The Maoists knew it is not easy to confront residents of the Narayan Hitty Palace directly as that would bring them face to face with the army and also world opinion would be against them. Hence, they chose a path of silent intimidation and threats that worked. Elections were held in fear and political parties dared not campaign in large parts of Nepal, giving the Maoists an edge.
Prachanda was confident that he would get a two thirds majority even before the results were announced. He behaved like a political maestro dictating terms. Once he even assured Madhav Nepal of support for his candidature for the presidency, and then changed his mind the next morning.
He hoped to have his man as president and become prime minister himself. That could not happen as the Nepali Congress's Ram Baran Yadav emerged the surprise winner.

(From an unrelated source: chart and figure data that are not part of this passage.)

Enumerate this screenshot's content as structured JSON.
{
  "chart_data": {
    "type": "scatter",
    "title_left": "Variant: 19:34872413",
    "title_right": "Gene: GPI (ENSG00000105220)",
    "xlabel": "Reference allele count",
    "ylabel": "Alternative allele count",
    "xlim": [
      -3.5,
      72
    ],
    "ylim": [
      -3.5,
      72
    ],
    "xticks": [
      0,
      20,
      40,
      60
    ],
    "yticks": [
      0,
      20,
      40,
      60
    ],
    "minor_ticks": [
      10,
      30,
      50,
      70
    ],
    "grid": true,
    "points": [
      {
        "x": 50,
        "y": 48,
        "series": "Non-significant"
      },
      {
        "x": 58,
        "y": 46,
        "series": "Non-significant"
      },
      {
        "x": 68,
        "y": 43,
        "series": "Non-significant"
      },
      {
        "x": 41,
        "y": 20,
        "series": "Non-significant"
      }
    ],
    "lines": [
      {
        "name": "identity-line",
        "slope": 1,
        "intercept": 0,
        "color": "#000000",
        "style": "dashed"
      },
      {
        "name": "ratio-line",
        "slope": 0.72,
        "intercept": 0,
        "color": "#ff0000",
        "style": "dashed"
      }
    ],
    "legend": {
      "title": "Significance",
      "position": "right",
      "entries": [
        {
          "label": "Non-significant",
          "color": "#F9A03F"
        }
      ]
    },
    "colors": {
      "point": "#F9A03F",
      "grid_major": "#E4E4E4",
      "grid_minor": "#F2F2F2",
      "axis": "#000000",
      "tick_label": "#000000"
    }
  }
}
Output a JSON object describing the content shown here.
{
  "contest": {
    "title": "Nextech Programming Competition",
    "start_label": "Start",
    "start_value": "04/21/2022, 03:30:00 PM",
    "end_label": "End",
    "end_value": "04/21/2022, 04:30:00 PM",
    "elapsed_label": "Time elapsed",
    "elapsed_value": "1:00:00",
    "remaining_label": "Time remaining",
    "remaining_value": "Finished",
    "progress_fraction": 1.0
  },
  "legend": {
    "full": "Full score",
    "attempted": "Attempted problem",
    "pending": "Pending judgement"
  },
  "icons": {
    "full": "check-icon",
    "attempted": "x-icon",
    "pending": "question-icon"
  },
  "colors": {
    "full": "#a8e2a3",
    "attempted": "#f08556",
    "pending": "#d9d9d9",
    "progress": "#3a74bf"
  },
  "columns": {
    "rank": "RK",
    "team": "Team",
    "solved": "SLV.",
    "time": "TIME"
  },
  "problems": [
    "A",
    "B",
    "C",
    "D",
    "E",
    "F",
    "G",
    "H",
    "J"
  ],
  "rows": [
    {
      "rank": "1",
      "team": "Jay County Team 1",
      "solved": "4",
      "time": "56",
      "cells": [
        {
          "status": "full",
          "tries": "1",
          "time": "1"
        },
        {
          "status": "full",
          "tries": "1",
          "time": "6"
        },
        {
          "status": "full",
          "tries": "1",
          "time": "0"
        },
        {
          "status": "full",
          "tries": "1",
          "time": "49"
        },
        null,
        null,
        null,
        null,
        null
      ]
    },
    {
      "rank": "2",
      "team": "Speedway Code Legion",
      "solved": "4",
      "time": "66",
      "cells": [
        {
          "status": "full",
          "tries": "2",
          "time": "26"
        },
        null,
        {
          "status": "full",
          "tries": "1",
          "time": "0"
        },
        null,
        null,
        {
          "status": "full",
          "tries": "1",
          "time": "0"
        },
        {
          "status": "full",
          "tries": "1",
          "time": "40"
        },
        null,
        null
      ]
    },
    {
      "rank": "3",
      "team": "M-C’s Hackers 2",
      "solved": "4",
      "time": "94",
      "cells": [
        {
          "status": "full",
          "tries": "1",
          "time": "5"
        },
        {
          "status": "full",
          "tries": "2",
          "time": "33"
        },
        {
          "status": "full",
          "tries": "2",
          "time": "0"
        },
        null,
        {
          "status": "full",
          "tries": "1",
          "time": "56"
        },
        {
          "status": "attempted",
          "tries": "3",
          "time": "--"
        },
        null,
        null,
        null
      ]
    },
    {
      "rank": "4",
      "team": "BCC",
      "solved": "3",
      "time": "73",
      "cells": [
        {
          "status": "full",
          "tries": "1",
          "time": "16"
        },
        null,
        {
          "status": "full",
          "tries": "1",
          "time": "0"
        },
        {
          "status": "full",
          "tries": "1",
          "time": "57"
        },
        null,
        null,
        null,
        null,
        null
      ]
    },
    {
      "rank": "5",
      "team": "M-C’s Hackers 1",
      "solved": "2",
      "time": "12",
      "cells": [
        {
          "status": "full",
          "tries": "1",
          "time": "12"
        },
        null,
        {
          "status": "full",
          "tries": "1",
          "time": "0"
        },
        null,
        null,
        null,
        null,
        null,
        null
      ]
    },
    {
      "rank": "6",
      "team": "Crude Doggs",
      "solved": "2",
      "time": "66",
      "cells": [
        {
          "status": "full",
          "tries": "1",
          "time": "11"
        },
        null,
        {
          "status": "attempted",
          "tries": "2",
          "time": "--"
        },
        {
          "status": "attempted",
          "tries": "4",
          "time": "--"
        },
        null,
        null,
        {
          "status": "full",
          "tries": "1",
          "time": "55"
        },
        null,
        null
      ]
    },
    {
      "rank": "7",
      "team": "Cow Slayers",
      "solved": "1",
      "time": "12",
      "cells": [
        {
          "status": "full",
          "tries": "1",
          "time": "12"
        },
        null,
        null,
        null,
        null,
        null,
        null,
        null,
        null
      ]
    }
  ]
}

Feeling bitter and disillusioned Prachanda again used the old threatening posture and said the Maoists would not join the government. Madhav Nepal and others got a hint that if Prachanda's wishes were not addressed, he would remain outside the government and not allow it to function like he did during the insurgency. It is better to keep the wolf inside the group than to allow him wander in the jungles again -- this 'wisdom' made the CPN-UML and the Madheshi Janadhikar Forum accept Prachanda's tantrums and leadership.
Now the real test begins for Nepal and the Maoists. Prachanda's Young Communist League has to be contained. His guerillas, with many still wielding guns, if inducted into the royal army, as he had been promising will create new problems of assimilation.
It must be noted that the Maoists have not earned political power through democratic activities, but through gun battles and murders. So those who supported them with money and gun powder all these years will demand their pound of flesh.
Power corrupts and luxuries add glamour to it. Already, Prachanda has gained 'fame' as the 'Rolex revolutionary'. He has made a lot of promises to his followers and the general public. He sold dreams of a great revolution that would bring in a proletariat regime benefitting the poor and deprived.
China has begun asserting its influence too rashly and it may make Kathmandu an uneasy platform in US-China rivalry costing Nepal its well-kept sovereignty. A deeply religious and faithful Nepal is being led by a person who has refused to go to the Pashupati Nath temple, as has been customary for every new prime minister in the past. He declared he is an atheist who changed his name so that his religious and Brahmin identity will not be identifiable.
Nepal is fast becoming an NGO country taking enormous amount of dollar grants from Western Christian countries that are openly expanding their proselytising activities in rural areas where the citizens are poor, illiterate and an easy target. It would be interesting to see how Prachanda addresses this issue. He will also have to ensure Pakistani elements are not given any space to operate against India.
If Prachanda is prudent and mature, he won't let relations with India be marred by anti-India posturing. Will he be able to do that? India's long border with Nepal has seen an unusual growth in madarssas and jihadi activities. Will Prachanda's Nepal help handle that? Nepal's new constitution has to be written and this government is formed to complete that task taking everyone into confidence.
But given his nature and characteristics, Prachanda will dictate terms and others will have to say yes, exactly the way then Communist totalitarian leaders showed in their early days of ascendancy to power. One can only hope and pray that these apprehensions are proved wrong and the guerrilla in his new avatar will genuinely turn into democrat and a friendly neighbour.
Otherwise, we would see another centre of pain emerging in our neck.
Tarun Vijay is director, Dr Syama Prasad Mookerjee Research Foundation, and a long-time Nepal observer.